There’s a powerful moment in 1 Kings 8, when Solomon dedicates the temple. He prays for a future day when Israel might turn away from God. He asks that if even one person recognizes “the plague of his own heart” and cries out toward the temple, that God would hear from heaven, forgive, and heal. Solomon understood something: the real issue isn’t just what’s happening around us. It’s what’s happening inside us. It’s the plague in the heart.

And nothing has changed. We’re in a generation pointing at the brokenness of the world, pointing at all the external problems, but we rarely look at the internal ones. We rarely stop and say, “God, it’s not just the world that’s broken. There’s brokenness in me.” Revival doesn’t start because we change the culture. It starts because hearts get right before God.

If we want God to move, it’s not going to happen by just wishing things were different or putting on a show of repentance. Joel 2 says, “Rend your hearts, not your garments.” God's after the real thing. He's not impressed by outward displays of sorrow.
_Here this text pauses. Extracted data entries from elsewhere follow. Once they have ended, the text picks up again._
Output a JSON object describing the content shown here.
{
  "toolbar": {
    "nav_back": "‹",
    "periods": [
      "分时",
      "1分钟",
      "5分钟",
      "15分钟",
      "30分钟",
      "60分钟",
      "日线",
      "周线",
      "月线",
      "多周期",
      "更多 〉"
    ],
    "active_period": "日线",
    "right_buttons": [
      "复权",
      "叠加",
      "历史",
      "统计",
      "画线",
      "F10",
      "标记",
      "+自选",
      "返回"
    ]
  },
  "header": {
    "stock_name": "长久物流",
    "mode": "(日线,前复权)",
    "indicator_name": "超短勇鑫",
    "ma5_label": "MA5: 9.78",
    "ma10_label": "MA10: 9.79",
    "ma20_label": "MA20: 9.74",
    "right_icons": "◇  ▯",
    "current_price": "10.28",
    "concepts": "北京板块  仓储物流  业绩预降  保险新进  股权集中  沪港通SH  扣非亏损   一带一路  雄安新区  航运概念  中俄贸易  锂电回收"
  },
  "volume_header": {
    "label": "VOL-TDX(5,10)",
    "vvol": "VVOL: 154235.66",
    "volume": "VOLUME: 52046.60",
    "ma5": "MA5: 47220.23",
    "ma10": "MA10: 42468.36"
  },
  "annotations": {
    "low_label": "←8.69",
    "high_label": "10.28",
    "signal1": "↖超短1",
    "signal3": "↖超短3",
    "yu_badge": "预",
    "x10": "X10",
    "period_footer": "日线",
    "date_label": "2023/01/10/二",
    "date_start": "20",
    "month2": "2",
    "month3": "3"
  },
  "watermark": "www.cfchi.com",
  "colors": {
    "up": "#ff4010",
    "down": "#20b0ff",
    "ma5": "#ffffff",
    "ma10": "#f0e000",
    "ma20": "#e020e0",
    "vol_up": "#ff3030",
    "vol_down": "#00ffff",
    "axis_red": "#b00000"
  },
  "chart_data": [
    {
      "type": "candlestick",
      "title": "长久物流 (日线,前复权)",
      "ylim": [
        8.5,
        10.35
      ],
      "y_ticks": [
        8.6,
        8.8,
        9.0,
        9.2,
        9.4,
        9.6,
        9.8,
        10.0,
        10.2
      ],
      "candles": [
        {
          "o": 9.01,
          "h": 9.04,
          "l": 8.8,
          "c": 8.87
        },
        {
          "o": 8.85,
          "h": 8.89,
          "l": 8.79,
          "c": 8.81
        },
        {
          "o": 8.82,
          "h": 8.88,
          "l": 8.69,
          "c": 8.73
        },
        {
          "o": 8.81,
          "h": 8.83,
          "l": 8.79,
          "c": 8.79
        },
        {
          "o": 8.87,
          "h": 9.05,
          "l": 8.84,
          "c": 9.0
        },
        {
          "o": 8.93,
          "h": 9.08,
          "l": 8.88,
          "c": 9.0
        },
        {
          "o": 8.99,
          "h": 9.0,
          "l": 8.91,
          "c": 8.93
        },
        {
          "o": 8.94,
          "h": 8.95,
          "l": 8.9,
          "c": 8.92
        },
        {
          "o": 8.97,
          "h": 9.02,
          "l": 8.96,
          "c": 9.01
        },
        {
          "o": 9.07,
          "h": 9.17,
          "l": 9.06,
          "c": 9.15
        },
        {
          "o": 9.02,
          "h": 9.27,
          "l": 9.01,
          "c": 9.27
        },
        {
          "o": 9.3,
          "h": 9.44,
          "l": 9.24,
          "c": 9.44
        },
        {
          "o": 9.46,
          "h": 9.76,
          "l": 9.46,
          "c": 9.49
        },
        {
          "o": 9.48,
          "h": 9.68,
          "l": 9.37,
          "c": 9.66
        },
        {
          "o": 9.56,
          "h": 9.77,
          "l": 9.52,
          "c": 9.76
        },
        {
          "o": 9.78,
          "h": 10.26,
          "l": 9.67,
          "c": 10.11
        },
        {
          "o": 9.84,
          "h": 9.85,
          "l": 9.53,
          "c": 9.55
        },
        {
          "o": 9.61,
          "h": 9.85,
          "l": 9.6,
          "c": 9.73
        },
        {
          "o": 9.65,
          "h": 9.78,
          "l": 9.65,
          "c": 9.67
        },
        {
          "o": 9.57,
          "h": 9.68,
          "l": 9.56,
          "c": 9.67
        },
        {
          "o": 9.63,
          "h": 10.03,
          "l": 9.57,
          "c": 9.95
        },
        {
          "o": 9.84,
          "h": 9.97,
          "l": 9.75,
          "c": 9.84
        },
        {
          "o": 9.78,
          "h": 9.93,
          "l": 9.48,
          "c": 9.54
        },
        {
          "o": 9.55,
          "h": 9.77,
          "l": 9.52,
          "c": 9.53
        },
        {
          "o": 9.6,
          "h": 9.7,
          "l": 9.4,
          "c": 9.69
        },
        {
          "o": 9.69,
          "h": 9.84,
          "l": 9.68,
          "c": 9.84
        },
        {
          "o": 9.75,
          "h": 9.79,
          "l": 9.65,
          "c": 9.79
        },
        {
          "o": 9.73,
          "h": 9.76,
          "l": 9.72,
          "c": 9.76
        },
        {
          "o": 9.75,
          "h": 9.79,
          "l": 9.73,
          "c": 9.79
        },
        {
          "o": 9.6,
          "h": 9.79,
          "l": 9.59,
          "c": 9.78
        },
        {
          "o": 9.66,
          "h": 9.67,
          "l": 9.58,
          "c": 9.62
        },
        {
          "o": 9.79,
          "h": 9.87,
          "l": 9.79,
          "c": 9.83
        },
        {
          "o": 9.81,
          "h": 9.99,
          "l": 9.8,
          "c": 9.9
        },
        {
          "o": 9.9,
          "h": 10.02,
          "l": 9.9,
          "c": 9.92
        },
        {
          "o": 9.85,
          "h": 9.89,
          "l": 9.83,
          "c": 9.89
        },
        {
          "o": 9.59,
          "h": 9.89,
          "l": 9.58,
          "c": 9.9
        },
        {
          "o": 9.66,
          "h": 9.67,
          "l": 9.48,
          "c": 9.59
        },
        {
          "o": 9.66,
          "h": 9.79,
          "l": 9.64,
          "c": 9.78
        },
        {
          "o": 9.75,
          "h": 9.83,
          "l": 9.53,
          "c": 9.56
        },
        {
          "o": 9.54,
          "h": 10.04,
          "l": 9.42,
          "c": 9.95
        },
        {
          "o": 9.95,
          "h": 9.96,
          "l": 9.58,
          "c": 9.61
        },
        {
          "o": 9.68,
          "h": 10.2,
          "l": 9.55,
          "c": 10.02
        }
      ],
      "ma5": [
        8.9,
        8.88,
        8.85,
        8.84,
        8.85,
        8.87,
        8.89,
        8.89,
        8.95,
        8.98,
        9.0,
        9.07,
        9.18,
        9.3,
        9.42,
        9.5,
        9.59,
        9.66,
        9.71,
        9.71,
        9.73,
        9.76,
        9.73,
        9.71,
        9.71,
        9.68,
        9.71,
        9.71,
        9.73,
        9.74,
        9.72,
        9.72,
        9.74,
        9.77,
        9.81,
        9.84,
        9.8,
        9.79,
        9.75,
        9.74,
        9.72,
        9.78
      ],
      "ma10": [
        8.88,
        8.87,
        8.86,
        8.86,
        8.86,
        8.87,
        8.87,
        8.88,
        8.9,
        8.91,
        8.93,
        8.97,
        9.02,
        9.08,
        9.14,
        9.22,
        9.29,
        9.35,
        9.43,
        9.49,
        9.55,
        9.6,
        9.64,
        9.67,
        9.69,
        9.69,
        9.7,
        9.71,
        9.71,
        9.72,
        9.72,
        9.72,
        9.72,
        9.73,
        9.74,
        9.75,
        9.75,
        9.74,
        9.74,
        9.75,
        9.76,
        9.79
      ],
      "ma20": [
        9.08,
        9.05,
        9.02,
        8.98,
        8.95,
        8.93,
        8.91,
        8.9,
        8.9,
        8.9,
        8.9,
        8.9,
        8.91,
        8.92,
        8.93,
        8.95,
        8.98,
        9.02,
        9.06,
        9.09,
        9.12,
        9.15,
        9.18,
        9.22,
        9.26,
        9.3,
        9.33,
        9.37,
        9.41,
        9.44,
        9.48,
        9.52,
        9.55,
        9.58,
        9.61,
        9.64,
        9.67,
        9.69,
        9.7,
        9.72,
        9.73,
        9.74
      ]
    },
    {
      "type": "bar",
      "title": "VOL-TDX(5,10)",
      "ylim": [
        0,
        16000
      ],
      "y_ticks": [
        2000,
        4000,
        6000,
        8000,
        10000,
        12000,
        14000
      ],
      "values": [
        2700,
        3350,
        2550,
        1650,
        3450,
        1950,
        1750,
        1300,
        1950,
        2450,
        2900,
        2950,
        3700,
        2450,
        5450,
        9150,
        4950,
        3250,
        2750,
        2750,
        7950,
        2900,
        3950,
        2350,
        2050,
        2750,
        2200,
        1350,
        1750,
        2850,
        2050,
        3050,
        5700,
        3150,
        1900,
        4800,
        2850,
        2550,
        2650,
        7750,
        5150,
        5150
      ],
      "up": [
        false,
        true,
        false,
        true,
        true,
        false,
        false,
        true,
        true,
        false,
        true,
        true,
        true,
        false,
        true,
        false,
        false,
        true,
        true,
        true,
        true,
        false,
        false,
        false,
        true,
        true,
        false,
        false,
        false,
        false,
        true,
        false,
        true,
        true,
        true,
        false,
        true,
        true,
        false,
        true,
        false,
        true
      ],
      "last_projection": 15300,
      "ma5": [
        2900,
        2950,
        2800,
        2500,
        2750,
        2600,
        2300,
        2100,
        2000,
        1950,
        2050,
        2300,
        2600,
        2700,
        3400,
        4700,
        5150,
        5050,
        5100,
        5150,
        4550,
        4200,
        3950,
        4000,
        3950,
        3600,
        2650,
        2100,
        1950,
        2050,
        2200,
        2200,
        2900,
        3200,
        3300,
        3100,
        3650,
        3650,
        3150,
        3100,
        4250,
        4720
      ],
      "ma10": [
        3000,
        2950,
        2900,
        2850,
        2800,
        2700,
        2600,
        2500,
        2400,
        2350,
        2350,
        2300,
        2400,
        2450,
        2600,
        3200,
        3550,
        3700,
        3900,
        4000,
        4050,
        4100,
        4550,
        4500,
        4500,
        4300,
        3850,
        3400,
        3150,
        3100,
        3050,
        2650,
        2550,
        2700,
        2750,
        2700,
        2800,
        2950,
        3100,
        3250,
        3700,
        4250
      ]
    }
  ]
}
He wants the inside to change.

Maybe what's buried in your heart isn’t something you talk about. Maybe it’s unforgiveness that’s hardened into cynicism. Maybe it’s fear you’ve carried for years. Maybe it’s self-hatred that tells you you’re not worthy of being loved. Maybe it’s pride that's convinced you everyone else is the problem. If that’s there—and it’s never dealt with—it will shape your life for decades.

I've pastored long enough to know: if you let a wound stay buried, it doesn’t heal itself. It hardens. And people who get wounded in their 20s, if they don’t deal with it, often end up bitter in their 70s. That’s not what God wants for you. Freedom is available. Healing is real. Jesus knows exactly how to deal with what’s broken inside.

Maybe you’ve tried to forgive before and it feels like it never sticks. Maybe you've tried to move past the pain but it keeps surfacing. Sometimes that’s because it’s not just the event that hurt you—it’s the lie you believed about yourself because of it. That you deserved it. That you’re destined to keep getting hurt. Jesus wants to deal with the wound and the lie.

And let’s be clear: just because someone sinned against you doesn’t justify you living in sin. Our culture preaches that if you’ve been wronged, you have the right to stay angry, to stay bitter, to get revenge. That’s not the Gospel. Jesus was wronged in every way—and yet He forgave. We don’t get to reproduce the sin that hurt us. We don’t get to live as victims when Jesus already paid the price for our freedom.

It’s time to stop pointing outward and start looking inward.
The plague isn’t just out there. It’s in here.
And if we’ll humble ourselves and admit it, if we’ll bring our broken places to Jesus, He’ll meet us.
He’ll heal us.
He’ll deliver us.
He’ll set our hearts free.

Let’s not waste another year carrying what He already died to heal.